New Year, New You: Resolutions and Cheating
This month’s article may be the most important yet! I was distressed to read Nancy Lapid’s article (http://celiacdisease.about.com/od/theglutenfreediet/a/Resolutions.htm) on cheating. In the six years and two months since I have been diagnosed with Celiac disease, I can honestly say that I have never consciously “cheated” on my gluten free diet. Not once. I become so violently ill when I haphazardly ingest gluten, it has never even occurred to me to “cheat”, so upon reading Ms. Lapid’s article, I was shocked to realize that this is not necessarily common practice and so, I must appeal to you and yours.
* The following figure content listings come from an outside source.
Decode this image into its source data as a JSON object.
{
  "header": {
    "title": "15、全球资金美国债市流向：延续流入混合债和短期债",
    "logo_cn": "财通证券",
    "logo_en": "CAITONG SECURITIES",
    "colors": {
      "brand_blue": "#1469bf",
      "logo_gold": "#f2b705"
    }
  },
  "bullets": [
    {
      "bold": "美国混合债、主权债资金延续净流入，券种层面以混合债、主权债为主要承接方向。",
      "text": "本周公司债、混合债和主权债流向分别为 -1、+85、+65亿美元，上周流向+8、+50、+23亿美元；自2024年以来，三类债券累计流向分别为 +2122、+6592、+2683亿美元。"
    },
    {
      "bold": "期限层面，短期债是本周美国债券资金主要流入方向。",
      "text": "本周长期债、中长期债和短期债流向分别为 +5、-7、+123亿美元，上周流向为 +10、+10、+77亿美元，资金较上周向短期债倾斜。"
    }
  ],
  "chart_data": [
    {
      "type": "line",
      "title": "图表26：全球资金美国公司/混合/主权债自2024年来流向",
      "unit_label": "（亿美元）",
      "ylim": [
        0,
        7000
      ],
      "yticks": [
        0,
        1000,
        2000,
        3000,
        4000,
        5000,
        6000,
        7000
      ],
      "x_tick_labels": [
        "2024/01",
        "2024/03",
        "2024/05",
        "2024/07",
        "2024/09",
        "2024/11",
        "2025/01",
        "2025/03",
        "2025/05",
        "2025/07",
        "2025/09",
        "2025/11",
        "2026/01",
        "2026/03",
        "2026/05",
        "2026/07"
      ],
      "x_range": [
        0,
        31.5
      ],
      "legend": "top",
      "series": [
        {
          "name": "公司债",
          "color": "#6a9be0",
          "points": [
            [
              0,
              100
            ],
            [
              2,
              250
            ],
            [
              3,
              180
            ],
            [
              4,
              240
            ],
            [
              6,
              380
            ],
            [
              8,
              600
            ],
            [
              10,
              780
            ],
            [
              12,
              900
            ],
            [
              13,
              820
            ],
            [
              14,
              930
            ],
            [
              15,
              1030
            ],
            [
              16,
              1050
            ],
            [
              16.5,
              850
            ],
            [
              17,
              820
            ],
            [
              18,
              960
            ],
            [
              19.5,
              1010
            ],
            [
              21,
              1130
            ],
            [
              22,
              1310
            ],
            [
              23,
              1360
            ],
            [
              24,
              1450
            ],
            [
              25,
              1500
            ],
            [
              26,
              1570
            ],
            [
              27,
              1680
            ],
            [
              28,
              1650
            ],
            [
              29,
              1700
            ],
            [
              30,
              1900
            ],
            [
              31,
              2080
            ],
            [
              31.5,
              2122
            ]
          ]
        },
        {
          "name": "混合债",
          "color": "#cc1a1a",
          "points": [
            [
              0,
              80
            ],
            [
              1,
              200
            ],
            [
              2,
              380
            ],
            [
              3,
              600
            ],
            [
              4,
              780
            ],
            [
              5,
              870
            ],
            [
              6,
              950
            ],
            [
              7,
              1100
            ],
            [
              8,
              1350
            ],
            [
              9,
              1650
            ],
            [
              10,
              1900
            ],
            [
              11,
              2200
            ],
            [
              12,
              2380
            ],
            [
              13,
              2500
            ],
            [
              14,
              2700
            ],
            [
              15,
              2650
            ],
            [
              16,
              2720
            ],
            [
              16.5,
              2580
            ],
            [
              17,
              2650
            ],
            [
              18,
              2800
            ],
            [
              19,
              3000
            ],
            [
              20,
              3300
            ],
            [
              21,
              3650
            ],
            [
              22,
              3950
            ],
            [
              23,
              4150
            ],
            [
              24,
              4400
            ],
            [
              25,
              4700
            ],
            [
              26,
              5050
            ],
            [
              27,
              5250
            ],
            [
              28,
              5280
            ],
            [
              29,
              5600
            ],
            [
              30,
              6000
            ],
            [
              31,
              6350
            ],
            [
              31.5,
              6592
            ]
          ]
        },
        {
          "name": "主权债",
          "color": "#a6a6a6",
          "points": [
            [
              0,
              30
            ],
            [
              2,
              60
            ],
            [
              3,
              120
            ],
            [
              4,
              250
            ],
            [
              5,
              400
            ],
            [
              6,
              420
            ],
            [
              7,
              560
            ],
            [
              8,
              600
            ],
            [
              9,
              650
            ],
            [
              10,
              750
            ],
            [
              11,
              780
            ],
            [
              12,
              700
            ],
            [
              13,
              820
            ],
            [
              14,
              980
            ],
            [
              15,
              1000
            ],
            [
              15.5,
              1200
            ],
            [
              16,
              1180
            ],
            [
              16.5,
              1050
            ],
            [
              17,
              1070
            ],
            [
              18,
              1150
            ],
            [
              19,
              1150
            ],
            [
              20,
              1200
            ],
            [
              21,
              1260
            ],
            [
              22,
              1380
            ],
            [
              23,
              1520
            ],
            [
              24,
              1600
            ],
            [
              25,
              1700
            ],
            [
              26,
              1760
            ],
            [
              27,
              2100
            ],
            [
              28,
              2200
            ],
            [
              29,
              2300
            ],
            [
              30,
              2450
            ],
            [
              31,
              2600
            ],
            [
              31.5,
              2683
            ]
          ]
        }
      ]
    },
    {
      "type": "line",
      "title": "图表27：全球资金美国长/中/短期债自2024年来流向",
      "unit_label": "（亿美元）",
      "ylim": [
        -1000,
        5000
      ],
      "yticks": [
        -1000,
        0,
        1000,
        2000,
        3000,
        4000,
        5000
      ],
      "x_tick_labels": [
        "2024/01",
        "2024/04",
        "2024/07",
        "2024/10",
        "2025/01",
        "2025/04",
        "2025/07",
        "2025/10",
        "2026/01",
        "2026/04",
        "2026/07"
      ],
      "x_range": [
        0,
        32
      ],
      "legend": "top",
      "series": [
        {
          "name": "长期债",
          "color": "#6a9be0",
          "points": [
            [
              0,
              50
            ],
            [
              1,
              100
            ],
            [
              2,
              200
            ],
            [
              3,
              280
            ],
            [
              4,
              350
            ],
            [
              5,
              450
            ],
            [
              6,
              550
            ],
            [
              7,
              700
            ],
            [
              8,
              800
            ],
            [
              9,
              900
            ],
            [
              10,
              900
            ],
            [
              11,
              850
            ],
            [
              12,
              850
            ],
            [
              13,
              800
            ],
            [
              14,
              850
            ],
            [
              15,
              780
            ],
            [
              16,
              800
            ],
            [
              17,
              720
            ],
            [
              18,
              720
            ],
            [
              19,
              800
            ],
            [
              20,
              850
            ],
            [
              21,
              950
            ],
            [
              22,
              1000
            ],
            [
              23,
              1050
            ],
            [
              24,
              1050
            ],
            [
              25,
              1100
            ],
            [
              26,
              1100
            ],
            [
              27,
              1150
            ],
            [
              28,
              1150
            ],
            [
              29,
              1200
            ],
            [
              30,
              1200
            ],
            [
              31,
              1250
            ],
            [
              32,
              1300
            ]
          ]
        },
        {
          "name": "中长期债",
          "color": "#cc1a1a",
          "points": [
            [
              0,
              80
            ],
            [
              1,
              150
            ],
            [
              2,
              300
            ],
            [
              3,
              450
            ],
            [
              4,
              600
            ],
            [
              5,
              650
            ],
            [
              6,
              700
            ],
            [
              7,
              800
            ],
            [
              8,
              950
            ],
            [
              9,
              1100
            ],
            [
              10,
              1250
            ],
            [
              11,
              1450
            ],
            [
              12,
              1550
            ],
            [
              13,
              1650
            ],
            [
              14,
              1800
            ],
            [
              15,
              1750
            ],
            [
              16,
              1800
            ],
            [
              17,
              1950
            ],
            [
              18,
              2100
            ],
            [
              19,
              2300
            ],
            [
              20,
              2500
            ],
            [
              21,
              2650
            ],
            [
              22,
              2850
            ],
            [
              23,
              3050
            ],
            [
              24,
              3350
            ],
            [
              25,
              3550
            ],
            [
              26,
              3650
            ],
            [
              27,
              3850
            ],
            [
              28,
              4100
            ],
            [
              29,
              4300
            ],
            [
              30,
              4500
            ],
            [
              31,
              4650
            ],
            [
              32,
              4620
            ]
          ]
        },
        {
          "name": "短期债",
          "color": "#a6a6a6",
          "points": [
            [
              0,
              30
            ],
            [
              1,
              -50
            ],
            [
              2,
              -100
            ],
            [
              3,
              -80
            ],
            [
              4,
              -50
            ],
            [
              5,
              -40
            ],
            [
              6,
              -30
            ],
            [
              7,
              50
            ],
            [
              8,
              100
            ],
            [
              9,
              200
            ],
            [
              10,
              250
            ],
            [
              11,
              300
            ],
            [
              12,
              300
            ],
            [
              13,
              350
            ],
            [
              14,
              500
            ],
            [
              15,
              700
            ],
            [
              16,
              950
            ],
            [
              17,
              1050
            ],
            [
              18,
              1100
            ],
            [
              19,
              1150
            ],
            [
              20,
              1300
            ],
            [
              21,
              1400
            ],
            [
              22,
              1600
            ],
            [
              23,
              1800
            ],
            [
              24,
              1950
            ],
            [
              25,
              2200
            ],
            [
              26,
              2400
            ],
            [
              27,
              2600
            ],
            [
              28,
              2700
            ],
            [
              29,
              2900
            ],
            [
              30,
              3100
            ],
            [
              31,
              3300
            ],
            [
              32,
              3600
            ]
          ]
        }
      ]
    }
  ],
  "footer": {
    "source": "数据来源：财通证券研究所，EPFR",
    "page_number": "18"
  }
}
Being gluten free is never easy, but as each year passes, awareness increases and more and more options become available, from dining out to pasta and pastry alternatives, it does get easier. I’ll be the first to admit that there are certain foods I miss: I mourn the loss of butter croissants and the texture of WonderBread, but mostly, the ability to just go out with friends and not have to interrogate the waiter/chef/poor innocent soul trying to feed us. However, as much as I miss my former lifestyle, I have never “cheated”, never intentionally deviated from a gluten free diet. It is just never worth it. If you are gluten intolerant, being gluten free is a lifetime commitment: even if you don’t have an immediate reaction, you know that there is still significant damage being done to your body with long-term implications. As college students, our personal success is inextricably linked to our health and as students who are gluten intolerant, we must be proactive and vigilant. This means sticking to the diet, not being lazy about double-checking with restaurants and servers, and taking the necessary supplements. So this year, make your number one priority diet and lifestyle compliance.